Principal Lyapunov exponents and principal Floquet spaces of positive random dynamical systems. II. Finite-dimensional systems

TL;DR

This paper applies the general theory of principal Lyapunov exponents and Floquet spaces to finite-dimensional positive random dynamical systems, demonstrating the existence of measurable principal structures under broad conditions.

Contribution

It extends the theory to finite-dimensional systems, showing the existence of principal Floquet subspaces and Lyapunov exponents for positive matrix and cooperative ODE systems.

Findings

Existence of measurable principal Floquet subspaces.

Existence of generalized principal Lyapunov exponents.

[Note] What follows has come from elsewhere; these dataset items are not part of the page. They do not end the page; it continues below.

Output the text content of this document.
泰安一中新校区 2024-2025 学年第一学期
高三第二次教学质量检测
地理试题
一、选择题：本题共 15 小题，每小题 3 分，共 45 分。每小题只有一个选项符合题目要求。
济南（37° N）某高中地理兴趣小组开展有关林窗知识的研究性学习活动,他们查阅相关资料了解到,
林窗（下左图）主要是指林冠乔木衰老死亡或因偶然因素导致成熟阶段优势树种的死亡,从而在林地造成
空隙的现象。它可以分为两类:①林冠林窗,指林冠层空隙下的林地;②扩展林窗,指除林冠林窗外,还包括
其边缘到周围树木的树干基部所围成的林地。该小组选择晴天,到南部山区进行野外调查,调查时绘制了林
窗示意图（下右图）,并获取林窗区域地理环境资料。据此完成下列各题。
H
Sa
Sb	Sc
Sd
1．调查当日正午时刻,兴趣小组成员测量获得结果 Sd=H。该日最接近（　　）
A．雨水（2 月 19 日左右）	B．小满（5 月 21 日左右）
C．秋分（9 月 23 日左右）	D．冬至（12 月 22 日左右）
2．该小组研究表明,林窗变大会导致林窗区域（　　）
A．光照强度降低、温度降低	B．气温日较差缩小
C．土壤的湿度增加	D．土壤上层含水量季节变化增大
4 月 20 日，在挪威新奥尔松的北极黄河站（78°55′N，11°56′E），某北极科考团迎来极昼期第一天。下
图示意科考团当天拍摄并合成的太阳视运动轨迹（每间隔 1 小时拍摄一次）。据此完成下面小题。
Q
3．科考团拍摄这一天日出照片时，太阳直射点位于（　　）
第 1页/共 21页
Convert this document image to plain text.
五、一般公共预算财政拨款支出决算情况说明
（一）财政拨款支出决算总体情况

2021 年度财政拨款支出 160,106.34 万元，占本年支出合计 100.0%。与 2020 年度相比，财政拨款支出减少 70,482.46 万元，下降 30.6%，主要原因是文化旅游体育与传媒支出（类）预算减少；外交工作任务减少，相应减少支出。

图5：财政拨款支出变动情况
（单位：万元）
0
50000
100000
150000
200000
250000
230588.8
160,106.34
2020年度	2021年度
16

Establishment of generalized exponential separations.

Abstract

This is the second part in a series of papers concerned with principal Lyapunov exponents and principal Floquet subspaces of positive random dynamical systems in ordered Banach spaces. The current part focuses on applications of general theory, developed in the authors' paper "Principal Lyapunov exponents and principal Floquet spaces of positive random dynamical systems. I. General theory," Trans. Amer. Math. Soc., in press, to positive random dynamical systems on finite-dimensional ordered Banach spaces. It is shown under some quite general assumptions that measurable linear skew-product semidynamical systems generated by measurable families of positive matrices and by strongly cooperative or type-K strongly monotone systems of linear ordinary differential equations admit measurable families of generalized principal Floquet subspaces, generalized principal Lyapunov exponents, and generalized exponential separations.